Dylan puso la poesía, el género literario fundamental, la madre y la raíz de todos los géneros literarios, el menos visitado por los lectores, en los oídos de la multitud. Su tenaz recorrido, de más de medio siglo, hace muy difícil que a alguien no le suene alguna de sus canciones. Entre la Edad Media y el Renacimiento europeos algo hizo que el poema quedara confinado en el soporte de los libros, el cálido papel que tan bien acoge a los versos y solidariza con ellos para que los recorran los ojos de los intrusos, esa inmensa minoría. Pero los libros de poemas están en las librerías, en las bibliotecas, donde muy pocos acuden, aunque es perfectamente posible afirmar que la poesía siempre estuvo, por encima de cualquier libro, en la calle y a veces camina. Las palabras, words, words, words, decía en el castillo de Elsinor el príncipe Hamlet, que Dylan juntó y acompañó de música están en las arterias de cualquier ciudad, en los caminos de América y del mundo; llegan a domicilio a través de un disco, de la radio, de internet. Allí reside la densidad del galardón recién obtenido.

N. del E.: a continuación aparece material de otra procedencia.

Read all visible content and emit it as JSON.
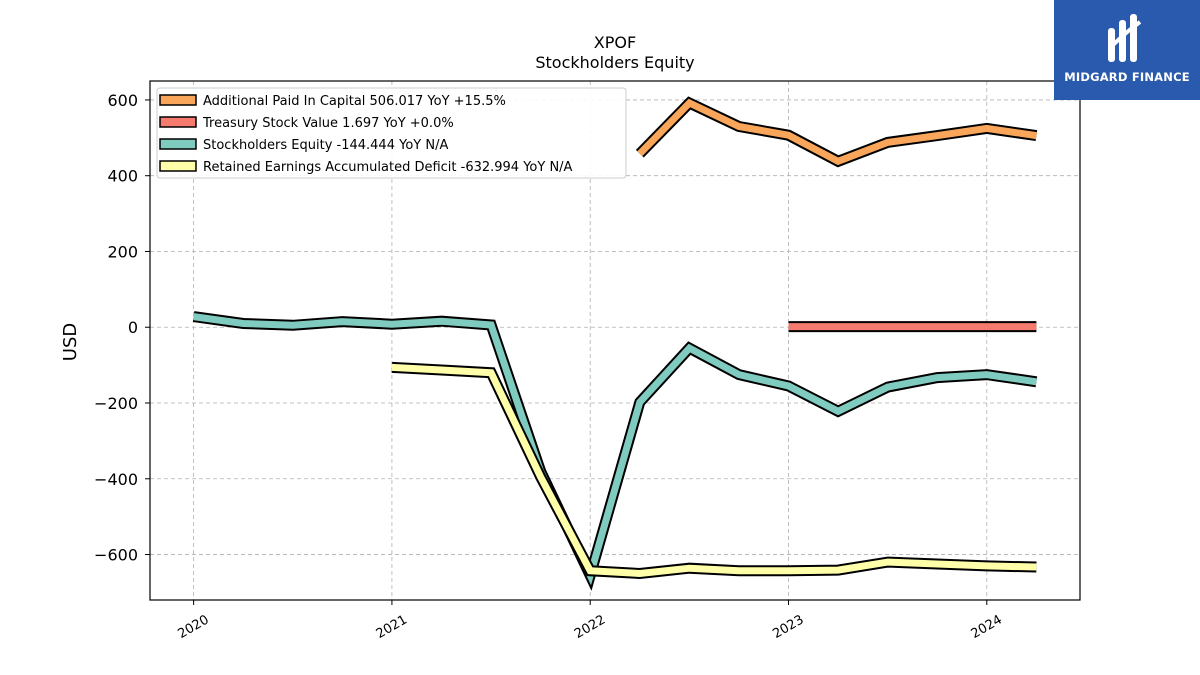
{
  "brand": {
    "logo_text": "MIDGARD FINANCE",
    "logo_bg": "#2a5aae"
  },
  "chart_data": {
    "type": "line",
    "title": "XPOF",
    "subtitle": "Stockholders  Equity",
    "xlabel": "",
    "ylabel": "USD",
    "xlim": [
      2019.78,
      2024.47
    ],
    "ylim": [
      -720,
      650
    ],
    "xticks": [
      {
        "value": 2020,
        "label": "2020"
      },
      {
        "value": 2021,
        "label": "2021"
      },
      {
        "value": 2022,
        "label": "2022"
      },
      {
        "value": 2023,
        "label": "2023"
      },
      {
        "value": 2024,
        "label": "2024"
      }
    ],
    "yticks": [
      {
        "value": 600,
        "label": "600"
      },
      {
        "value": 400,
        "label": "400"
      },
      {
        "value": 200,
        "label": "200"
      },
      {
        "value": 0,
        "label": "0"
      },
      {
        "value": -200,
        "label": "−200"
      },
      {
        "value": -400,
        "label": "−400"
      },
      {
        "value": -600,
        "label": "−600"
      }
    ],
    "grid": true,
    "legend_position": "top-left",
    "series": [
      {
        "name": "Additional Paid In Capital",
        "legend": "Additional Paid In Capital  506.017 YoY +15.5%",
        "color": "#f9a65a",
        "x": [
          2022.25,
          2022.5,
          2022.75,
          2023.0,
          2023.25,
          2023.5,
          2023.75,
          2024.0,
          2024.25
        ],
        "y": [
          458,
          592,
          530,
          507,
          438,
          488,
          506,
          525,
          506
        ]
      },
      {
        "name": "Treasury Stock Value",
        "legend": "Treasury Stock Value  1.697 YoY +0.0%",
        "color": "#f47b6e",
        "x": [
          2023.0,
          2023.25,
          2023.5,
          2023.75,
          2024.0,
          2024.25
        ],
        "y": [
          1.697,
          1.697,
          1.697,
          1.697,
          1.697,
          1.697
        ]
      },
      {
        "name": "Stockholders Equity",
        "legend": "Stockholders Equity  -144.444 YoY N/A",
        "color": "#80cbbf",
        "x": [
          2020.0,
          2020.25,
          2020.5,
          2020.75,
          2021.0,
          2021.25,
          2021.5,
          2021.75,
          2022.0,
          2022.25,
          2022.5,
          2022.75,
          2023.0,
          2023.25,
          2023.5,
          2023.75,
          2024.0,
          2024.25
        ],
        "y": [
          28,
          10,
          5,
          15,
          8,
          16,
          6,
          -380,
          -655,
          -198,
          -55,
          -125,
          -155,
          -222,
          -158,
          -133,
          -125,
          -144
        ]
      },
      {
        "name": "Retained Earnings Accumulated Deficit",
        "legend": "Retained Earnings Accumulated Deficit  -632.994 YoY N/A",
        "color": "#ffffaa",
        "x": [
          2021.0,
          2021.25,
          2021.5,
          2021.75,
          2022.0,
          2022.25,
          2022.5,
          2022.75,
          2023.0,
          2023.25,
          2023.5,
          2023.75,
          2024.0,
          2024.25
        ],
        "y": [
          -106,
          -113,
          -120,
          -395,
          -643,
          -650,
          -636,
          -643,
          -643,
          -641,
          -620,
          -625,
          -630,
          -633
        ]
      }
    ]
  }
}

El legendario vate Walt Whitman no vio en su tiempo su torrencial poesía cantada por los juglares del país que luchaba por abolir la esclavitud, pero escribió en su inmortal poema Oh me, oh life:

De las ciudades llenas de necios… Y también: de las multitudes afanosas y sórdidas que me rodean…, dos versos, que sepamos, no han sido musicalizados.

Pienso que los dos Nobel chilenos, Gabriela Mistral y Pablo Neruda, se habrían sentido gratificados de tener entre ellos a una figura como Dylan. Desconozco los gustos musicales de la Mistral, ¿bailaría tango?, en cambio, existe una declaración de Neruda, recogida en un número de la revista cinematográfica Ecran, de los años sesenta, favorable a los Beatles.

La generación de los músicos de los sesenta debe sentirse también premiada, John Lennon, The Beatles, Pink Floyd, U2, en los ochenta, Joan Báez, Janis Joplin, como ocurrió con los teatreros cuando lo obtuvo Darío Fo y no Arthur Miller; el premio alcanzaba a Antonin Artaud y a Jerzy Grotowski; también Harold Pinter, en 2005, con los dramaturgos del absurdo, si bien lo obtuvo también Samuel Beckett en 1969, y la generación española de 1927 con el poeta Vicente Aleixandre…

El galardón sueco se abre ahora a otras dimensiones de la literatura, más vastas y democráticas que los libros, situación que jamás ha sido de la responsabilidad de los agentes del mundo del libro, sino el gran ausente de políticas gubernamentales que jamás lo han priorizado. Como intérprete sobre el escenario, las tres veces que lo he visto en Chile, más lo que se puede encontrar como comentarios críticos sobre su divismo, egocentrismo e indiferencia ante el público, da la impresión de ser efectivo todo aquello. Un hombre huidizo y lacónico, cuando no francamente mudo frente a los medios. Ha envejecido callado, mostrando solo el lado público, el del hombre que sigue hasta hoy siendo un creyente, un creador de belleza desde las letras de sus canciones, ajeno al elogio o a las pifias, un músico y un poeta on the road.

Dylan ha sido poeta en su tierra y profeta en el mundo.